Vous avez trouvé l’artisan idéal pour vos travaux. Il vous a fait un devis. Vous êtes tenté de signer rapidement pour commencer les travaux. Cette précipitation peut vous coûter cher. Un devis mal lu ou incomplet entraîne des dépassements de budget, des malfaçons ou des litiges. Voici les six erreurs les plus courantes et les solutions pour les éviter.
Le devis n’est pas assez détaillé.
Un devis vague annonce des problèmes. La mention « fourniture et pose » sans précision sur les matériaux vous expose à recevoir du bas de gamme. L’artisan peut choisir les produits les moins chers, pas forcément ceux qui durent.
Exigez la marque, la référence et la quantité de matériaux. Pour un carrelage, notez le modèle exact, la taille et la finition. Pour une isolation, indiquez l’épaisseur, le type d’isolant et le fabricant de celui-ci. Chaque poste doit être chiffré séparément. Démolition, fournitures, main-d’œuvre, évacuation des gravats. Pour bien comprendre toutes les mentions obligatoires et les pièges à éviter, en savoir plus sur les guides professionnels qui détaillent chaque ligne d’un devis conforme à la réglementation.

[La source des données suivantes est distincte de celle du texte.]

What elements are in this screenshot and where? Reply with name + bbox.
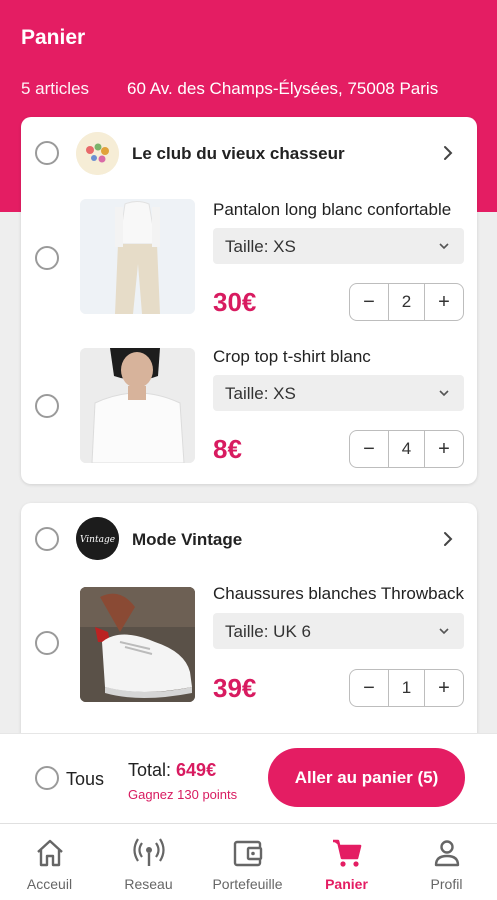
nav-label: Portefeuille	[212, 876, 283, 892]
nav-item-profile[interactable]: Profil	[397, 824, 496, 900]
size-value: Taille: XS	[225, 384, 296, 403]
product-image[interactable]	[80, 348, 195, 463]
chevron-right-icon[interactable]	[439, 144, 457, 162]
size-value: Taille: XS	[225, 237, 296, 256]
size-select[interactable]: Taille: XS	[213, 228, 464, 264]
quantity-stepper: − 4 +	[349, 430, 464, 468]
item-select-radio[interactable]	[35, 246, 59, 270]
chevron-down-icon	[439, 628, 449, 635]
nav-label: Profil	[430, 876, 463, 892]
shop-name: Le club du vieux chasseur	[132, 144, 345, 163]
nav-label: Panier	[325, 876, 368, 892]
quantity-stepper: − 2 +	[349, 283, 464, 321]
size-select[interactable]: Taille: XS	[213, 375, 464, 411]
product-title[interactable]: Chaussures blanches Throwback	[213, 584, 465, 604]
points-earned: Gagnez 130 points	[128, 787, 238, 802]
nav-item-wallet[interactable]: Portefeuille	[198, 824, 297, 900]
shop-logo: Vintage	[76, 517, 119, 560]
quantity-value: 2	[388, 284, 425, 320]
quantity-value: 4	[388, 431, 425, 467]
go-to-cart-button[interactable]: Aller au panier (5)	[268, 748, 465, 807]
home-icon	[36, 839, 63, 867]
cart-icon	[332, 839, 361, 867]
delivery-address[interactable]: 60 Av. des Champs-Élysées, 75008 Paris	[127, 79, 482, 99]
item-select-radio[interactable]	[35, 631, 59, 655]
quantity-value: 1	[388, 670, 425, 706]
nav-item-cart[interactable]: Panier	[297, 824, 396, 900]
total-value: 649€	[176, 760, 217, 780]
increase-button[interactable]: +	[425, 431, 463, 467]
shop-name: Mode Vintage	[132, 530, 243, 549]
product-image[interactable]	[80, 587, 195, 702]
increase-button[interactable]: +	[425, 670, 463, 706]
nav-label: Acceuil	[26, 876, 73, 892]
page-title: Panier	[21, 26, 86, 49]
shop-card: Le club du vieux chasseur Pantalon long …	[21, 117, 477, 484]
decrease-button[interactable]: −	[350, 431, 388, 467]
decrease-button[interactable]: −	[350, 284, 388, 320]
wallet-icon	[233, 840, 262, 867]
chevron-right-icon[interactable]	[439, 530, 457, 548]
quantity-stepper: − 1 +	[349, 669, 464, 707]
shop-header[interactable]: Vintage Mode Vintage	[21, 503, 477, 575]
item-select-radio[interactable]	[35, 394, 59, 418]
product-title[interactable]: Pantalon long blanc confortable	[213, 200, 465, 220]
total: Total: 649€	[128, 760, 216, 781]
product-price: 39€	[213, 673, 257, 703]
product-image[interactable]	[80, 199, 195, 314]
shop-header[interactable]: Le club du vieux chasseur	[21, 117, 477, 189]
nav-item-network[interactable]: Reseau	[99, 824, 198, 900]
total-label: Total:	[128, 760, 177, 780]
select-all-label[interactable]: Tous	[66, 769, 104, 790]
svg-text:Vintage: Vintage	[80, 535, 115, 545]
size-select[interactable]: Taille: UK 6	[213, 613, 464, 649]
article-count: 5 articles	[21, 79, 90, 98]
product-price: 8€	[213, 434, 242, 464]
size-value: Taille: UK 6	[225, 622, 311, 641]
chevron-down-icon	[439, 243, 449, 250]
shop-select-radio[interactable]	[35, 141, 59, 165]
chevron-down-icon	[439, 390, 449, 397]
bottom-nav: Acceuil Reseau Portefeuille Panier Profi…	[0, 823, 497, 900]
nav-item-home[interactable]: Acceuil	[0, 824, 99, 900]
product-title[interactable]: Crop top t-shirt blanc	[213, 347, 465, 367]
increase-button[interactable]: +	[425, 284, 463, 320]
decrease-button[interactable]: −	[350, 670, 388, 706]
product-price: 30€	[213, 287, 257, 317]
shop-logo	[76, 132, 119, 175]
checkout-bar: Tous Total: 649€ Gagnez 130 points Aller…	[0, 733, 497, 823]
profile-icon	[434, 840, 459, 867]
select-all-radio[interactable]	[35, 766, 59, 790]
broadcast-icon	[132, 838, 165, 866]
shop-card: Vintage Mode Vintage Chaussures blanches…	[21, 503, 477, 763]
shop-select-radio[interactable]	[35, 527, 59, 551]
nav-label: Reseau	[124, 876, 173, 892]
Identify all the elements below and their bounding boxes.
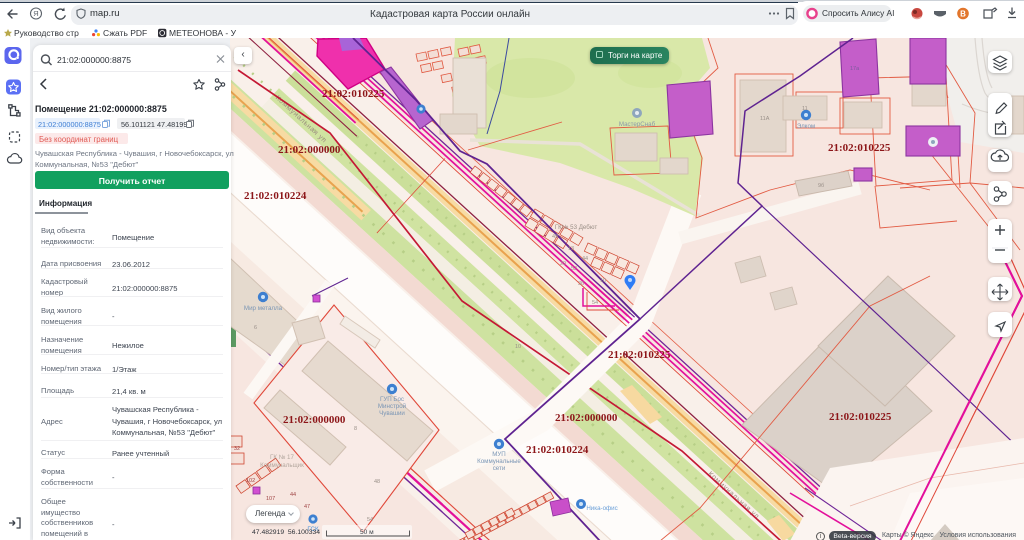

Vous ne vérifiez pas les surfaces et les quantités.
Une grande quantité de propriétaires signent sans vérifier les calculs. Une erreur de surface multipliée par le prix au mètre carré peut faire grimper la facture de plusieurs milliers d’euros. Les fautes de frappe existent. Les erreurs de lecture aussi.
Prenez un mètre et vérifiez chaque surface annoncée dans le devis. Contrôlez les quantités de matériaux si elles sont indiquées. Un mur de 12 mètres carrés payé 15 est une erreur courante. Si vous doutez, faites appel à un second professionnel pour une contre-vérification. Cette heure passée vous évitera bien des regrets.
La durée de validité et les délais sont absents.
Un devis sans date de début ni durée prévue expose le client à des incertitudes concernant le chantier. Les travaux peuvent commencer six mois plus tard. Le chantier peut durer trois fois plus que prévu, sans que vous puissiez rien réclamer.
Exigez une date de début prévisionnelle et une durée estimée en jours ouvrés. Pour les chantiers majeurs, négociez une pénalité de retard. Ces mentions protègent aussi l’artisan en cas d’imprévu justifié (intempéries, livraison bloquée). L’essentiel est de fixer un cadre clair avant de signer.
Les conditions de paiement ne sont pas claires.
Un acompte excessif met en danger votre chantier. Si l’artisan disparaît, vous perdez votre argent. La loi limite l’acompte à 25 % du montant total avant le début des travaux pour les particuliers.
Pourtant, certains artisans demandent 40 % ou 50 %. N’acceptez pas. Le solde se paye à la fin des travaux, après votre vérification finale. Il est recommandé de ne pas régler la totalité avant la réception du chantier, en réservant une part à la vérification finale. Cela retire toute pression à l’artisan pour finir correctement et dans les délais. Gardez toujours une part de paiement comme levier de négociation.
La TVA appliquée est erronée ou absente
Les travaux de rénovation dans un logement de plus de deux ans bénéficient d’un taux réduit de TVA. Le taux intermédiaire à 10 % s’applique aux travaux d’amélioration, d’entretien et de transformation. Le taux super-réduit à 5,5 % concerne les travaux d’amélioration de la qualité énergétique.
Une grande quantité d’artisans appliquent par défaut le taux normal à 20 %. Vérifiez le taux appliqué sur chaque ligne. La mention du taux erroné peut être considérée comme une fraude. Un devis sans TVA explicitement indiquée est suspect. Demandez une explication écrite par e-mail si un doute persiste.

Les garanties et assurances ne sont pas mentionnées.
Un artisan doit avoir une assurance décennale. Elle couvre les dommages qui compromettent la solidité de l’ouvrage pendant dix ans. Sans cette mention sur le devis, vous ignorez si l’artisan est couvert.
Exigez le numéro d’assurance et le nom de l’assureur. Vérifiez la validité auprès de la compagnie avant de signer. La garantie de parfait achèvement (un an) permet de corriger tous les défauts signalés après la réception. La garantie de bon fonctionnement (deux ans) couvre les équipements défaillants. Ces trois garanties doivent clairement apparaître.